Announcement

Collapse
No announcement yet.
X
  • Filter
  • Time
  • Show
Clear All
new posts

  • Help with Panel Data Model Selection with heteroskedasticity and autocorrelation

    Greetings to all Statalist members,

    My data is a case of balanced panel data with N=12 and T=6 making total 72 observation. The study's purpose is to predict effect of independent variables on dependent variables. There are 3 independent variables (STDTA,LTDTA,DE), 5 independent variables (ROE,ROA,NPM,PE,TQ) and 3 control variables (FS,AG,AT). 5 Independent variable indicate that there will be five equations for each of the model given below.

    In order to select appropriate model among Pooled OLS, Fixed Effect or Random Effect model for linear panel regression, i have done following tests for ROA Equation:

    1. For RE or FE model, hausman test result indicate to use FE model:
    Code:
    Prob>chi2 =      0.0242
    2. Wooldridge test for autocorrelation in panel data result does not reject null hypothesis
    Code:
        F(  1,      11) =      6.905
               Prob > F =      0.0235
    3. Modified Wald test for groupwise heteroskedasticity in fixed effect regression model does not reject null hypothesis as well.
    Code:
    chi2 (12)  =   15089.82
    Prob>chi2 =      0.0000
    4. Above results implies that FE model should be selected and the data contains auto correlation and heteroskedasticity issue.

    Questions for ROA Equation:
    1. The robust/cluster command for xtreg , fe deal with heteroskedasticity and xtregar command deal with autocorrelation. How to deal with both issues at same time?
    2. Can i use .xtgls to deal with heteroskedasticity and autocorrelation in this scenario (Because using .xtgls produce significant results for this equation)?


    For all Equations, according to .xtserial, .xttest3 and .hettest autocorrelation and heteroskedasticity exist. I have some questions which need simple answers:
    1. Using .xtgls with hetero and autocorrelation will produce significant model and parameter for all equations except one. So can i use xtgls for my study or not?
    2. I have read that .xtgls does not produce R-square owing to GLS characteristics, should i stop bothering with R-squared completely?


    Note: I don't have English as my native language, so really sorry if i didn't present my questions and circumstances with clarity.
    I have studied many econometric books and searched google and many forums since last six months. Since i am not a math dude, all they have lead me to is confusion.
    I am really pressed for time , so i am expecting simple answers which can get through this thick head of mine.

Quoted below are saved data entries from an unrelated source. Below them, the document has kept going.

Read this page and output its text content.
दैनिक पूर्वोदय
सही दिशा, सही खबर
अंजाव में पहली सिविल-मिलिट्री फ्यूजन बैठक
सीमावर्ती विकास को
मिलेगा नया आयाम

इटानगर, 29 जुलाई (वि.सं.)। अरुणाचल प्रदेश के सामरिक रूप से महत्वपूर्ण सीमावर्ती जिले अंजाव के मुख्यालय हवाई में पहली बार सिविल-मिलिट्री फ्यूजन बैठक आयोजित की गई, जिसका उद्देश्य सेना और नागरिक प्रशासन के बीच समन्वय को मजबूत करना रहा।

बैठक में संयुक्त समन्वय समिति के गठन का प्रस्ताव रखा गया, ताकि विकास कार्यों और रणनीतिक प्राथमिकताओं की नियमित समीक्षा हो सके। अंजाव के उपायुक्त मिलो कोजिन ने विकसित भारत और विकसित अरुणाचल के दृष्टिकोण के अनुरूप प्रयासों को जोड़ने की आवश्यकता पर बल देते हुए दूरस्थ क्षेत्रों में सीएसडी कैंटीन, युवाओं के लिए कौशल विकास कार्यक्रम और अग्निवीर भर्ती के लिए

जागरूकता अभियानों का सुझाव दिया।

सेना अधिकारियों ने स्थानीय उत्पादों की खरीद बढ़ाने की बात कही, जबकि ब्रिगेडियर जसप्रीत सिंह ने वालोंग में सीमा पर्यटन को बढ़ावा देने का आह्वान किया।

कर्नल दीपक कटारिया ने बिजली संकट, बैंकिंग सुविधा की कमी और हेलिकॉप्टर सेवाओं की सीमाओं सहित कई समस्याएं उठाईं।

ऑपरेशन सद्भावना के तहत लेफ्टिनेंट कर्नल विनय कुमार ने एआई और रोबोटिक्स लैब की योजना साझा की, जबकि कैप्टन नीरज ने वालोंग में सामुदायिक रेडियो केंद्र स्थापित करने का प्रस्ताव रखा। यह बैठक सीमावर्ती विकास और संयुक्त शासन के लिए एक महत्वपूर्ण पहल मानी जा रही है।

    I will be grateful for your help in my predicament. Thanks

    Regards
    Abdul Qayyum

  • #2
    Abdul:
    welcome to the list.
    Two remarks about your query:
    _you seem to have far too many predictors (11) for such a limited sample size (72 obs);
    _the tests reported at 2. and 3. do reject the null.
    Kind regards,
    Carlo
    (StataNow 18.5)

    Comment


    • #3
      Abdul:
      just to top-off my previous reply, the robust/cluster command for xtreg , fe deal with both heteroskedasticity and autocorrelation (please, see Example 3: Fixed-effects models with robust standard errors, -xtreg- entry, Stata .pdf manual).
      Kind regards,
      Carlo
      (StataNow 18.5)

      Comment


      • #4
        Thanks Calro Lazzaro for your quick reply.
        Sorry for mixing alternative with null hypothesis erroneously. (Is there any option to edit my first post, i am unable to find one).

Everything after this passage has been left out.